The characters in the story – the children Liv, Ellen, and Håkon, and their parents – are so well fleshed out, so full of the quirks and hang ups that we recognised in everyone around us, that they felt very, very real. There is such keen psychological insight in this book that you find yourself becoming invested in their lives as though they were your own friends or family. Liv, the eldest child, feels the pressure of having to be successful and of her husband, Olaf’s, infidelity, even if it is only of the mind and not yet of body. Ellen feels the pressure of wanting so desperately to have a child with her partner and yet never being able to make it happen, but does this mean that her relationship has to fail?
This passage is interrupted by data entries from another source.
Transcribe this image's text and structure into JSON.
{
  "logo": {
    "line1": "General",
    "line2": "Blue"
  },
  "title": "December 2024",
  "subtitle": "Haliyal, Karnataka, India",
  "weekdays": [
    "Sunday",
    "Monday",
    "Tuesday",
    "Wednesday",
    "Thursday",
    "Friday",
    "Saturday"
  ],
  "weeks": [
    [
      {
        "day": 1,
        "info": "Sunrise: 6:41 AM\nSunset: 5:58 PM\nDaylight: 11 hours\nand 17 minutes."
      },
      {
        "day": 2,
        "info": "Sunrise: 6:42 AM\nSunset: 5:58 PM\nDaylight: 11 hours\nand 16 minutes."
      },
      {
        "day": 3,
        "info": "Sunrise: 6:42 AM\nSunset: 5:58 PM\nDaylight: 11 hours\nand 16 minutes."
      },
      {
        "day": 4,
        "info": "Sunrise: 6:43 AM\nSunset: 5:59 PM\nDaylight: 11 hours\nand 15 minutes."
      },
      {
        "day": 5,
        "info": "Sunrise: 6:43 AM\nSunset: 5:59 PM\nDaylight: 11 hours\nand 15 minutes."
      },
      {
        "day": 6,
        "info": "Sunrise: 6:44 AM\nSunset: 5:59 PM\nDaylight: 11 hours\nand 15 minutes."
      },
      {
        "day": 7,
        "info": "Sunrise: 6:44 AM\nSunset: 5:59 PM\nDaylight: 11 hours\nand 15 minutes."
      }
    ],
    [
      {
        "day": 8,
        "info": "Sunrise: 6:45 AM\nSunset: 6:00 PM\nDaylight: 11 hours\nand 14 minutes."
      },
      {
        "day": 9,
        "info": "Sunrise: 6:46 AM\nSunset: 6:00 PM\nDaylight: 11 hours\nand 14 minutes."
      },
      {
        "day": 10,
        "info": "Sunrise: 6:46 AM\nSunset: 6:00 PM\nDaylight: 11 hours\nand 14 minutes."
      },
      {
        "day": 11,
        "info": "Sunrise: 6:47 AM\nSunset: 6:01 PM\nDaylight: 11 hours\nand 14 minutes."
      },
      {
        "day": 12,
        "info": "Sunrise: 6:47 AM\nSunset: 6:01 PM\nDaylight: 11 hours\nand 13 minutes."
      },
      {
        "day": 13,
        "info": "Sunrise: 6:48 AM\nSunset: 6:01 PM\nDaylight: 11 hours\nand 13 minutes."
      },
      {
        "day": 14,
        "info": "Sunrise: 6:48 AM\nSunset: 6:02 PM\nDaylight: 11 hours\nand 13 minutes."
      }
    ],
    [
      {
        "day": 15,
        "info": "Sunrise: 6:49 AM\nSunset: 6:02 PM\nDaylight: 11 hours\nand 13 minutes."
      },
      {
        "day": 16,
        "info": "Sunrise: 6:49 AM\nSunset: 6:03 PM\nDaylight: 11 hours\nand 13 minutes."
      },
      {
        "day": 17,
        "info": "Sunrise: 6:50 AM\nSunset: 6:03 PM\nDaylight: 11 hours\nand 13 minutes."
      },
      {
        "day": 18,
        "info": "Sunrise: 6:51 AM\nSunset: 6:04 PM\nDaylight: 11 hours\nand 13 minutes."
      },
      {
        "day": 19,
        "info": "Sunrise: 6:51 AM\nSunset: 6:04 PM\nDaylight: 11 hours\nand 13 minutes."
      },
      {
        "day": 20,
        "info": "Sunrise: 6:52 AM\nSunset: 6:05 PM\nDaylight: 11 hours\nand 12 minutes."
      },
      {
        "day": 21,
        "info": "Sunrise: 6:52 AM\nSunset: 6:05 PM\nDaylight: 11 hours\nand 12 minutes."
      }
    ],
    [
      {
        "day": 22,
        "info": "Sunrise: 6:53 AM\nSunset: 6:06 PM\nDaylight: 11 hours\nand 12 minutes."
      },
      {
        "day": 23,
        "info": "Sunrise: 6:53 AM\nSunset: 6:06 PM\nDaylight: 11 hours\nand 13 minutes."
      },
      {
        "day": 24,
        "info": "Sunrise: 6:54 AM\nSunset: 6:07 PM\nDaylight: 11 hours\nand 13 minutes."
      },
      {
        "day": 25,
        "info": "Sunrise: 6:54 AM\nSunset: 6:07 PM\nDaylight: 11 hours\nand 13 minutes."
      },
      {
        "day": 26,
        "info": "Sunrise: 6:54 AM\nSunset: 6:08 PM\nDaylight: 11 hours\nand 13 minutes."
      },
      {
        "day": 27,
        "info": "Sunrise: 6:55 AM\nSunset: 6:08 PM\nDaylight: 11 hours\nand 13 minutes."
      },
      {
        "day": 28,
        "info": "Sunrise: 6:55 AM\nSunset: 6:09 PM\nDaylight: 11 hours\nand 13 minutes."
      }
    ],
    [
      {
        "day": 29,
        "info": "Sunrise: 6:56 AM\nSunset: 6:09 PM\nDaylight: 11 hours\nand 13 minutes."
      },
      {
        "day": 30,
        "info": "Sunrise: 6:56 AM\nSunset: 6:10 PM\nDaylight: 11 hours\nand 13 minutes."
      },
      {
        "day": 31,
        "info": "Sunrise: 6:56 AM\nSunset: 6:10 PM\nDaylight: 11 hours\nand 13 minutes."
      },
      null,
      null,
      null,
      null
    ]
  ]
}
Younger brother Håkon feels no such pressure, determining that he will sow his oats as far and wide as possible and that a monogamous relationship is very old fashioned, but is his view tainted by his parent’s separation or something deeper rooted.
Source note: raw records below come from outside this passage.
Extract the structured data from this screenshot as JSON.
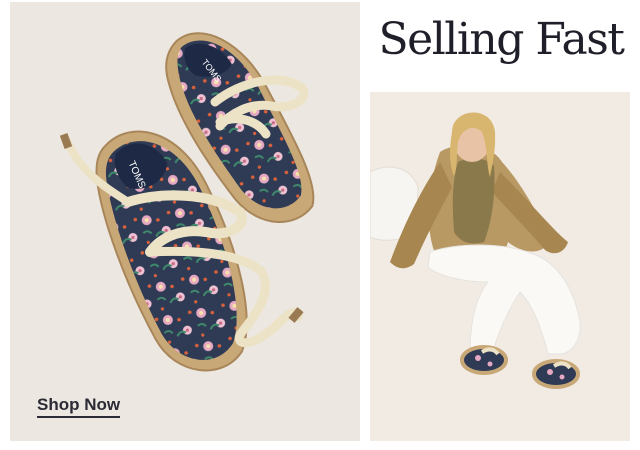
{
  "promo": {
    "title": "Selling Fast",
    "cta_label": "Shop Now",
    "product_image": {
      "brand_text": "TOMS"
    }
  },
  "colors": {
    "left_background": "#ece8e1",
    "right_background": "#f1ebe4",
    "shoe_print_base": "#2f3a55",
    "jute_sole": "#c9a878",
    "laces": "#ece2c6",
    "text": "#1f1f2a"
  }
}
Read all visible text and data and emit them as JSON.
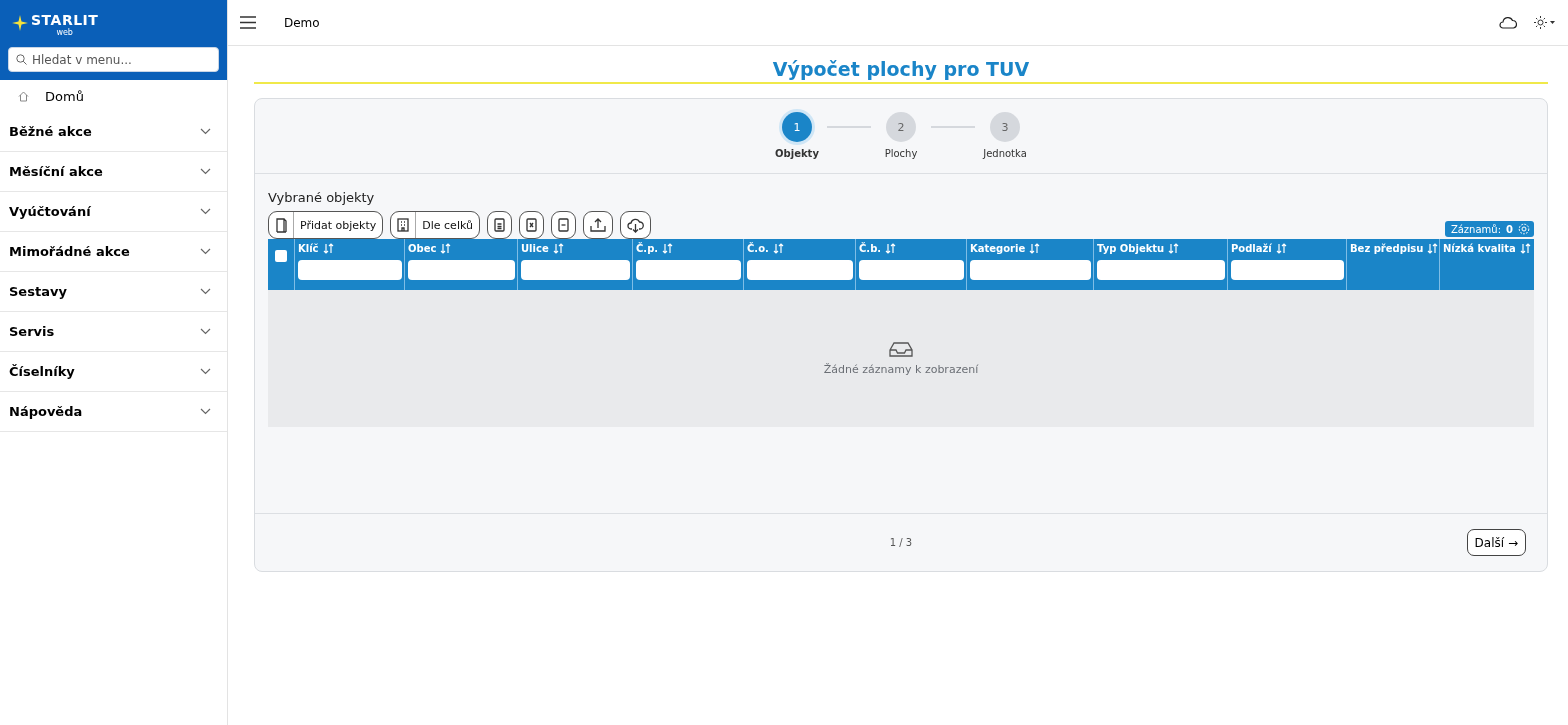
{
  "brand": {
    "name": "STARLIT",
    "sub": "web"
  },
  "sidebar": {
    "search": {
      "placeholder": "Hledat v menu..."
    },
    "items": [
      {
        "label": "Domů",
        "kind": "link"
      },
      {
        "label": "Běžné akce",
        "kind": "group",
        "expanded": false
      },
      {
        "label": "Měsíční akce",
        "kind": "group",
        "expanded": false
      },
      {
        "label": "Vyúčtování",
        "kind": "group",
        "expanded": false
      },
      {
        "label": "Mimořádné akce",
        "kind": "group",
        "expanded": false
      },
      {
        "label": "Sestavy",
        "kind": "group",
        "expanded": false
      },
      {
        "label": "Servis",
        "kind": "group",
        "expanded": false
      },
      {
        "label": "Číselníky",
        "kind": "group",
        "expanded": false
      },
      {
        "label": "Nápověda",
        "kind": "group",
        "expanded": false
      }
    ]
  },
  "topbar": {
    "title": "Demo"
  },
  "page": {
    "title": "Výpočet plochy pro TUV"
  },
  "steps": [
    {
      "number": "1",
      "label": "Objekty",
      "selected": true
    },
    {
      "number": "2",
      "label": "Plochy",
      "selected": false
    },
    {
      "number": "3",
      "label": "Jednotka",
      "selected": false
    }
  ],
  "section_title": "Vybrané objekty",
  "toolbar": [
    {
      "kind": "labeled",
      "label": "Přidat objekty"
    },
    {
      "kind": "labeled",
      "label": "Dle celků"
    },
    {
      "kind": "icon"
    },
    {
      "kind": "icon"
    },
    {
      "kind": "icon"
    },
    {
      "kind": "icon"
    },
    {
      "kind": "icon"
    }
  ],
  "records": {
    "label": "Záznamů:",
    "count": "0"
  },
  "table": {
    "select_all": {
      "checked": false
    },
    "columns": [
      {
        "label": "Klíč",
        "filter": true
      },
      {
        "label": "Obec",
        "filter": true
      },
      {
        "label": "Ulice",
        "filter": true
      },
      {
        "label": "Č.p.",
        "filter": true
      },
      {
        "label": "Č.o.",
        "filter": true
      },
      {
        "label": "Č.b.",
        "filter": true
      },
      {
        "label": "Kategorie",
        "filter": true
      },
      {
        "label": "Typ Objektu",
        "filter": true
      },
      {
        "label": "Podlaží",
        "filter": true
      },
      {
        "label": "Bez předpisu",
        "filter": false
      },
      {
        "label": "Nízká kvalita",
        "filter": false
      }
    ],
    "empty": "Žádné záznamy k zobrazení"
  },
  "footer": {
    "pager": "1 / 3",
    "next": "Další →"
  }
}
It is really hard to describe why, but I think that readers will recognise a little of themselves in each of the characters, or find something to relate to, and in doing so will want to read more. Speaking for myself, that strain of the sibling relationship, the way in which family only really pulls together when there is a crisis was very familiar. I instantly recognised the sense of separation that occurs when the parental bond has come unstuck and how easy it is to drift into very separate lives, only remembering to send good wishes on birthdays and at Christmas. Not every family tree has strong branches. Some bend, others break, and this is reflected in what happens between the three siblings. There is that sense that something still exists between them, and all is not lost, even if their dealings with one another become more fractious and strained as the months pass.
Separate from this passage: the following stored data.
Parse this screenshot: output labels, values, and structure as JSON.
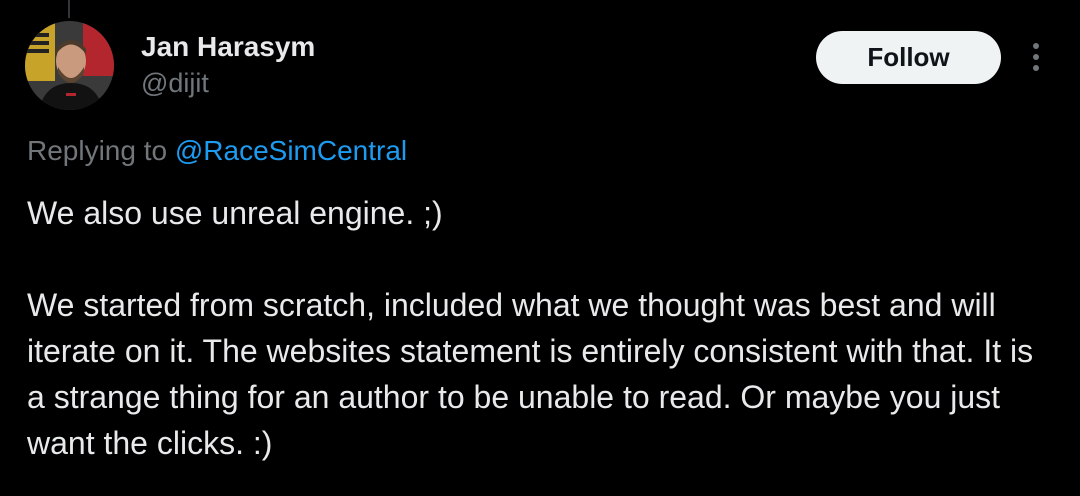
{
  "author": {
    "name": "Jan Harasym",
    "handle": "@dijit",
    "avatar_icon": "profile-photo"
  },
  "follow_button": {
    "label": "Follow"
  },
  "more_menu": {
    "icon": "more-vertical-icon"
  },
  "reply": {
    "prefix": "Replying to ",
    "mention": "@RaceSimCentral"
  },
  "tweet": {
    "paragraphs": [
      "We also use unreal engine. ;)",
      "We started from scratch, included what we thought was best and will iterate on it. The websites statement is entirely consistent with that. It is a strange thing for an author to be unable to read. Or maybe you just want the clicks. :)"
    ]
  },
  "colors": {
    "background": "#000000",
    "primary_text": "#e7e9ea",
    "secondary_text": "#71767b",
    "link": "#1d9bf0",
    "button_bg": "#eff3f4",
    "button_text": "#0f1419"
  }
}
Beautifully written, full of stunning narrative, colourful imagery and very well fleshed out and perfectly drawn characters, there was something about this book which just felt right to me. So much that I identified with, some much that left me with a wry smile upon my face that I can do little more than applaud the author. She has managed to capture modern family life to a tee and, from me, and Mandie, this book comes highly recommended.
About the Author
Helga Flatland is already one of Norway’s most awarded and widely read authors. Born in Telemark, Norway, in 1984, she made her literary debut in 2010 with the novel Stay If You Can, Leave If You Must, for which she was awarded the Tarjei Vesaas’ First Book Prize.
She has written four novels and a children’s book and has won several other literary awards. Her fifth novel, A Modern Family, was published to wide acclaim in Norway in August 2017, and was a number-one bestseller. The rights have subsequently been sold across Europe and the novel has sold more than 100,000 copies.
Author Links: Twitter
About the Translator
Rosie Hedger was born in Scotland and completed her MA (Hons) in Scandinavian Studies at the University of Edinburgh, where she graduated with a distinction in Norwegian. Rosie spent a year at the University of Oslo, taking courses in Norwegian language and literature and researching for her dissertation on contemporary Norwegian fiction. Since completing her studies, Rosie has also lived in Sweden and Denmark, and is now based in the UK.